Amorphous hydrated elements from silicon are organized into ordered layers, which ultimately give the most valuable play of color. The reaction solvents (alcohols) must be allowed to evaporate very slowly.
In this process, during drying, the silicon grains, under the influence of stress, are organized into groups (clusters), which give an effect known as “lizard skin”, observed under magnification. Opals were first prepared in this way by French chemist Pierre Gilson in the 1970s.
There are other “recipes” for the synthesis of noble opal.
Some syntheses, involving compounds such as zirconia (ZrO2) and most likely a thermal process, often have a columnar appearance, and can be considered almost like a type of ceramic.
Why are synthetic stones and imitations needed?
First of all, “substitutes” for precious stones are good because they make jewelry more affordable. Buying a ring with an artificially grown emerald without spending too much for your own budget or saving money for several months for beauty created by nature is everyone’s personal choice. And those who do not need to save up to purchase jewelry masterpieces prefer to wear inexpensive copies of jewelry outside of red carpets and gala dinners. An example is Beyoncé, whose engagement ring with an 18-carat diamond is valued at $5 million: for every day, the singer has a copy of this ring, which costs 1,000 times less - $5,000.

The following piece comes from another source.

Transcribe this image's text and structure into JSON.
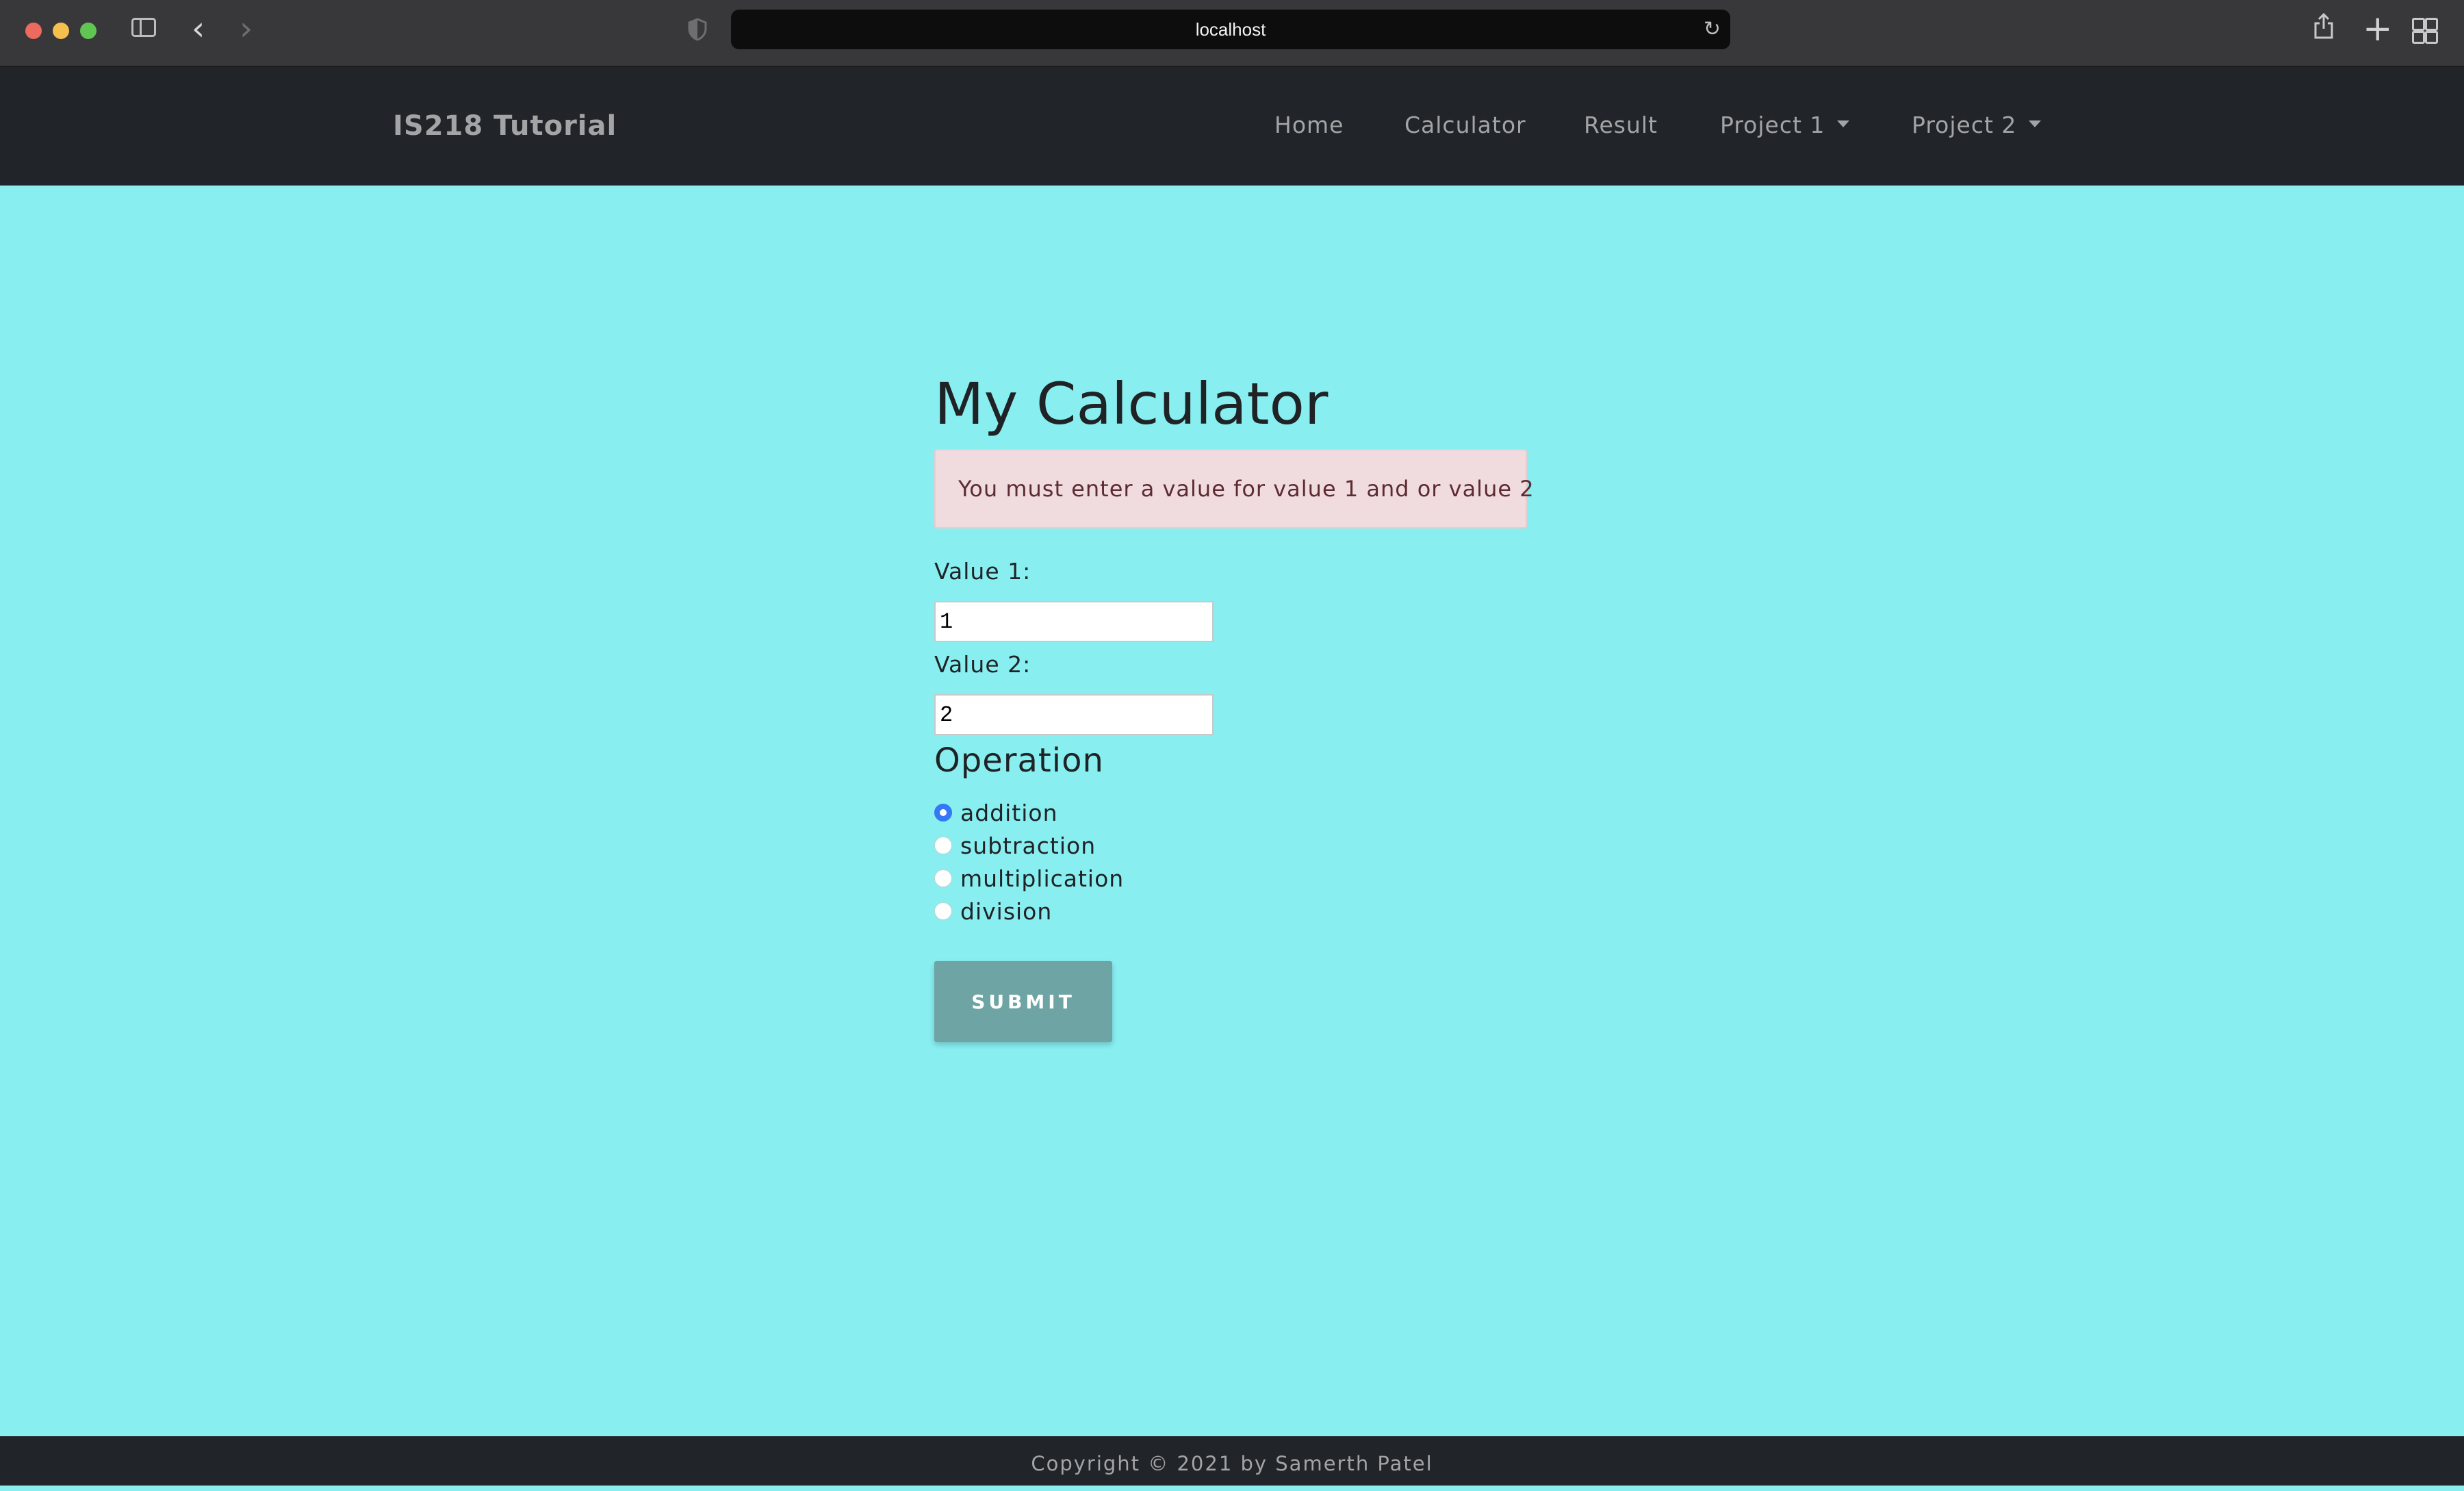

Also, the “alternative to luxury” fits into the global eco-trend - concern for preserving the environment, since the deposits of some precious stones are close to depletion these days.
And finally, it is much easier to obtain ideal characteristics from a grown stone in terms of carat weight, color, light refraction, and the absence of any defects - inclusions, microcracks, etc. There are laboratory centers for the production of synthetic stones in Russia, China, India, the USA, Sweden and other countries of the world.

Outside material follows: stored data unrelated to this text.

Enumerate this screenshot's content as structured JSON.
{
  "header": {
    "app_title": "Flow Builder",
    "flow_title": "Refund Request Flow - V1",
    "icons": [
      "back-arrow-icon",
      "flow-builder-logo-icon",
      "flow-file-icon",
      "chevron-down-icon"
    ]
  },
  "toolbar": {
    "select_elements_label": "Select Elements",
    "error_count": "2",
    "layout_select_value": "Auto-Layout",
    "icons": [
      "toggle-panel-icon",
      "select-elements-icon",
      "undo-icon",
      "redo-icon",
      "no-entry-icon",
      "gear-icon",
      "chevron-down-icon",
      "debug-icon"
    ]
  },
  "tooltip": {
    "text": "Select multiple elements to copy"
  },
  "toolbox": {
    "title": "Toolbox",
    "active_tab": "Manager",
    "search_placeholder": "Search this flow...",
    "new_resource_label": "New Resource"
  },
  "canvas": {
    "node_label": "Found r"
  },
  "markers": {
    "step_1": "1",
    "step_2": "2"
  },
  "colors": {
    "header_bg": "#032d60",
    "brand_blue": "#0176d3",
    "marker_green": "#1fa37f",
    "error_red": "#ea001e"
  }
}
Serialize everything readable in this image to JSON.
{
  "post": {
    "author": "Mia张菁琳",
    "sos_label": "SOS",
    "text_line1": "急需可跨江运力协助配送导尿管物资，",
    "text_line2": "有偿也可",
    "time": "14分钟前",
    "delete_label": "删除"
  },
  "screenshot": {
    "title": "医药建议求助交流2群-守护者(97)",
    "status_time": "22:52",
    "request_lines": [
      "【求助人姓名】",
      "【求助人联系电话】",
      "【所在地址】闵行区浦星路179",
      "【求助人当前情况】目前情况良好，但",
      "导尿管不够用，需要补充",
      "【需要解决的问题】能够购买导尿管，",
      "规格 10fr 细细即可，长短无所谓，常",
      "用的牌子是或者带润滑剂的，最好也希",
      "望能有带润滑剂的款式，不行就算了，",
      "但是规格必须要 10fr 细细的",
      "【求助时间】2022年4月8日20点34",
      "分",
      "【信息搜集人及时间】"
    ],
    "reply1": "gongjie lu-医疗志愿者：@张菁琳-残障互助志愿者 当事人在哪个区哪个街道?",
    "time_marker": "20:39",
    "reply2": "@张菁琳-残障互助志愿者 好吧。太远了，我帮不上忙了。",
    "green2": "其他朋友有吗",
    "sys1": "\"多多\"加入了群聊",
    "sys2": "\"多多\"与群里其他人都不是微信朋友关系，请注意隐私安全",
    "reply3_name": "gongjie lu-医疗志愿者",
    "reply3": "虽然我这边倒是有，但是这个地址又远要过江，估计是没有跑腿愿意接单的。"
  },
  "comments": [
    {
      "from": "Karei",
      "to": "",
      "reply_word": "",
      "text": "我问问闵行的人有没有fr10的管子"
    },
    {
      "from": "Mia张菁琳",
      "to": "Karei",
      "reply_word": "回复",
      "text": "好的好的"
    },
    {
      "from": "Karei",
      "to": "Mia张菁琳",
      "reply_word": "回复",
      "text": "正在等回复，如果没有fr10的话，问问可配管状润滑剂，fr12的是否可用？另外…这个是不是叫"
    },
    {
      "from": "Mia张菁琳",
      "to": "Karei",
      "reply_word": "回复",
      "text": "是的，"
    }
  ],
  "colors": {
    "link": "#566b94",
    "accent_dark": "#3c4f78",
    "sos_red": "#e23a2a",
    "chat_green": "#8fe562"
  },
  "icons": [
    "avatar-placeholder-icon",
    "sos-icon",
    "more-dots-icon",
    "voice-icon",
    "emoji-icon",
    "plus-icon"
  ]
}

III) Hydrothermal synthesis method
At high temperatures and pressures, water (more precisely, elemental or acidic solutions) can behave as a solvent for mineral species. This phenomenon, close to nature, is used to obtain crystals of very high purity by placing them in an autoclave.
An aqueous solution in an autoclave-type stainless steel cylinder (sometimes coated with precious metals such as platinum, gold or iridium) containing silicon (at the top or bottom of the cylinder depending on the option) and nutrients at the bottom of the cylinder is heated in the event of synthesis emeralds in the range of 350-600°C and under pressure from 250 to 1500 kg/cm2.

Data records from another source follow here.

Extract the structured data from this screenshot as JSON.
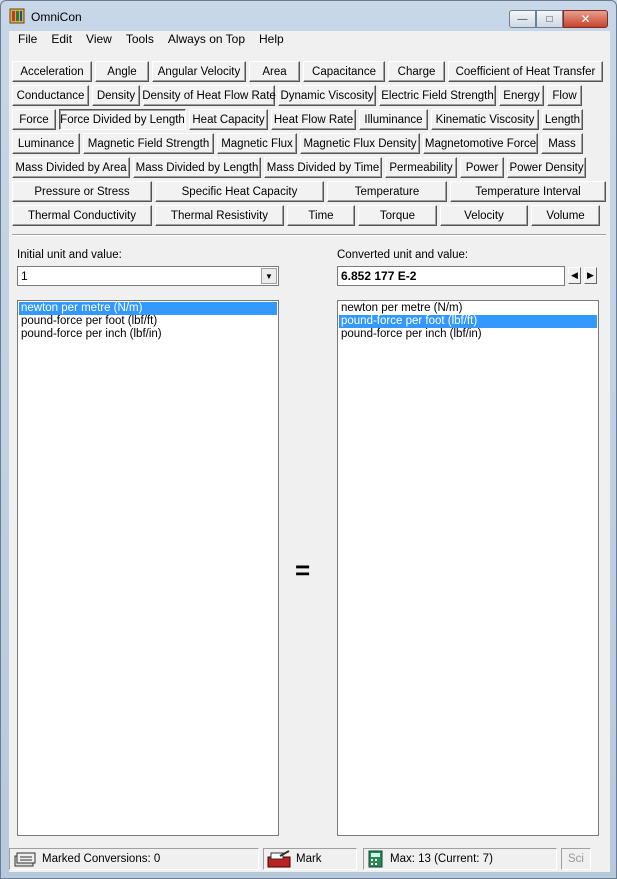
{
  "window": {
    "title": "OmniCon"
  },
  "menu": [
    "File",
    "Edit",
    "View",
    "Tools",
    "Always on Top",
    "Help"
  ],
  "categories": [
    [
      "Acceleration",
      "Angle",
      "Angular Velocity",
      "Area",
      "Capacitance",
      "Charge",
      "Coefficient of Heat Transfer"
    ],
    [
      "Conductance",
      "Density",
      "Density of Heat Flow Rate",
      "Dynamic Viscosity",
      "Electric Field Strength",
      "Energy",
      "Flow"
    ],
    [
      "Force",
      "Force Divided by Length",
      "Heat Capacity",
      "Heat Flow Rate",
      "Illuminance",
      "Kinematic Viscosity",
      "Length"
    ],
    [
      "Luminance",
      "Magnetic Field Strength",
      "Magnetic Flux",
      "Magnetic Flux Density",
      "Magnetomotive Force",
      "Mass"
    ],
    [
      "Mass Divided by Area",
      "Mass Divided by Length",
      "Mass Divided by Time",
      "Permeability",
      "Power",
      "Power Density"
    ],
    [
      "Pressure or Stress",
      "Specific Heat Capacity",
      "Temperature",
      "Temperature Interval"
    ],
    [
      "Thermal Conductivity",
      "Thermal Resistivity",
      "Time",
      "Torque",
      "Velocity",
      "Volume"
    ]
  ],
  "selected_category": "Force Divided by Length",
  "initial": {
    "label": "Initial unit and value:",
    "value": "1",
    "units": [
      "newton per metre (N/m)",
      "pound-force per foot (lbf/ft)",
      "pound-force per inch (lbf/in)"
    ],
    "selected_index": 0
  },
  "converted": {
    "label": "Converted unit and value:",
    "value": "6.852 177 E-2",
    "units": [
      "newton per metre (N/m)",
      "pound-force per foot (lbf/ft)",
      "pound-force per inch (lbf/in)"
    ],
    "selected_index": 1
  },
  "equals": "=",
  "status": {
    "marked": "Marked Conversions: 0",
    "mark": "Mark",
    "max": "Max: 13 (Current: 7)",
    "sci": "Sci"
  }
}
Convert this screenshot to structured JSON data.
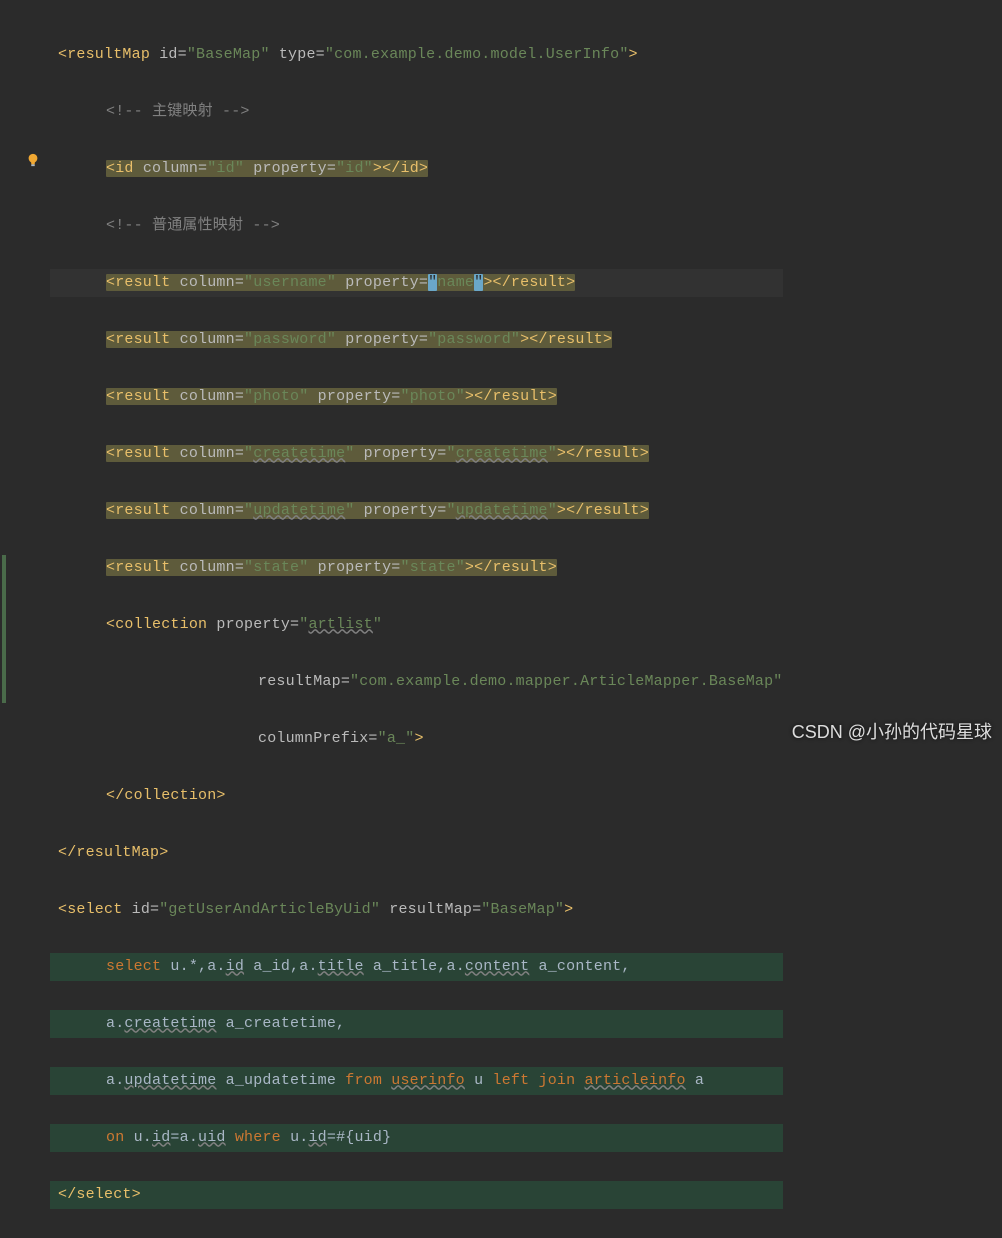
{
  "editor": {
    "watermark": "CSDN @小孙的代码星球",
    "lines": {
      "l1_open": "<",
      "l1_tag": "resultMap ",
      "l1_attr_id": "id",
      "l1_eq": "=",
      "l1_val_id": "\"BaseMap\"",
      "l1_attr_type": " type",
      "l1_val_type": "\"com.example.demo.model.UserInfo\"",
      "l1_close": ">",
      "l2_comment": "<!-- 主键映射 -->",
      "l3_open": "<",
      "l3_tag": "id ",
      "l3_attr_col": "column",
      "l3_val_col": "\"id\"",
      "l3_attr_prop": " property",
      "l3_val_prop": "\"id\"",
      "l3_close": "></",
      "l3_tag2": "id",
      "l3_end": ">",
      "l4_comment": "<!-- 普通属性映射 -->",
      "r_open": "<",
      "r_tag": "result ",
      "r_attr_col": "column",
      "r_eq": "=",
      "r_close_open": "></",
      "r_tag_end": "result",
      "r_end": ">",
      "r5_col": "\"username\"",
      "r5_prop_attr": " property",
      "r5_prop_q1": "\"",
      "r5_prop_val": "name",
      "r5_prop_q2": "\"",
      "r6_col": "\"password\"",
      "r6_prop": "\"password\"",
      "r7_col": "\"photo\"",
      "r7_prop": "\"photo\"",
      "r8_col": "createtime",
      "r8_prop": "createtime",
      "r9_col": "updatetime",
      "r9_prop": "updatetime",
      "r10_col": "\"state\"",
      "r10_prop": "\"state\"",
      "prop_attr": " property",
      "coll_open": "<",
      "coll_tag": "collection ",
      "coll_prop_attr": "property",
      "coll_prop_val_q": "\"",
      "coll_prop_val": "artlist",
      "coll_rm_attr": "resultMap",
      "coll_rm_val": "\"com.example.demo.mapper.ArticleMapper.BaseMap\"",
      "coll_cp_attr": "columnPrefix",
      "coll_cp_val": "\"a_\"",
      "coll_close": ">",
      "coll_end_open": "</",
      "coll_end_tag": "collection",
      "coll_end": ">",
      "rm_end_open": "</",
      "rm_end_tag": "resultMap",
      "rm_end": ">",
      "sel_open": "<",
      "sel_tag": "select ",
      "sel_id_attr": "id",
      "sel_id_val": "\"getUserAndArticleByUid\"",
      "sel_rm_attr": " resultMap",
      "sel_rm_val": "\"BaseMap\"",
      "sel_close": ">",
      "sql1_select": "select ",
      "sql1_u": "u.*,a.",
      "sql1_id": "id",
      "sql1_aid": " a_id,a.",
      "sql1_title": "title",
      "sql1_atitle": " a_title,a.",
      "sql1_content": "content",
      "sql1_acontent": " a_content,",
      "sql2_a": "a.",
      "sql2_ct": "createtime",
      "sql2_act": " a_createtime,",
      "sql3_a": "a.",
      "sql3_ut": "updatetime",
      "sql3_aut": " a_updatetime ",
      "sql3_from": "from ",
      "sql3_ui": "userinfo",
      "sql3_u": " u ",
      "sql3_lj": "left join ",
      "sql3_ai": "articleinfo",
      "sql3_a2": " a",
      "sql4_on": "on ",
      "sql4_uid": "u.",
      "sql4_id1": "id",
      "sql4_eq": "=a.",
      "sql4_uid2": "uid",
      "sql4_where": " where ",
      "sql4_uid3": "u.",
      "sql4_id2": "id",
      "sql4_param": "=#{uid}",
      "sel_end_open": "</",
      "sel_end_tag": "select",
      "sel_end": ">"
    }
  }
}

Crystallization occurs around the seed crystal due to a temperature change (about 10°C) between the bottom and top of the cylinder.
Convection movements of the fluid transport the heaviest components to the top of the cylinder. The fact that the top of the cylinder is less hot results in a cooling effect that directs the convection movement of the solution towards the center and bottom of the cylinder and thus towards the seed crystal. This is how it grows.
The conditions in this process can be compared to those in natural deposits, although they differ significantly in the absence of carbon dioxide, which plays a very important role in natural deposits.
The crystals produced in this way are especially pure and sometimes very large in size.
Chemical reaction
Chinese scientists have managed to synthesize large microparticles of high-quality diamonds from carbon dioxide (using sodium metal at a temperature of 440°C and a pressure of 800 atmospheres in an autoclave).
The gemstones synthesized in this way were tested by Raman spectroscopic and X-ray diffraction instruments. Scanning electron microscopy showed that these diamond particles range in size from 10 to 250 microns. Under an optical microscope, these diamonds appear colorless and transparent.
The resulting cubic diamonds are of very high quality, and at this relatively low temperature, this method can be used to make large gemstones with CO2 as a directly available carbon source.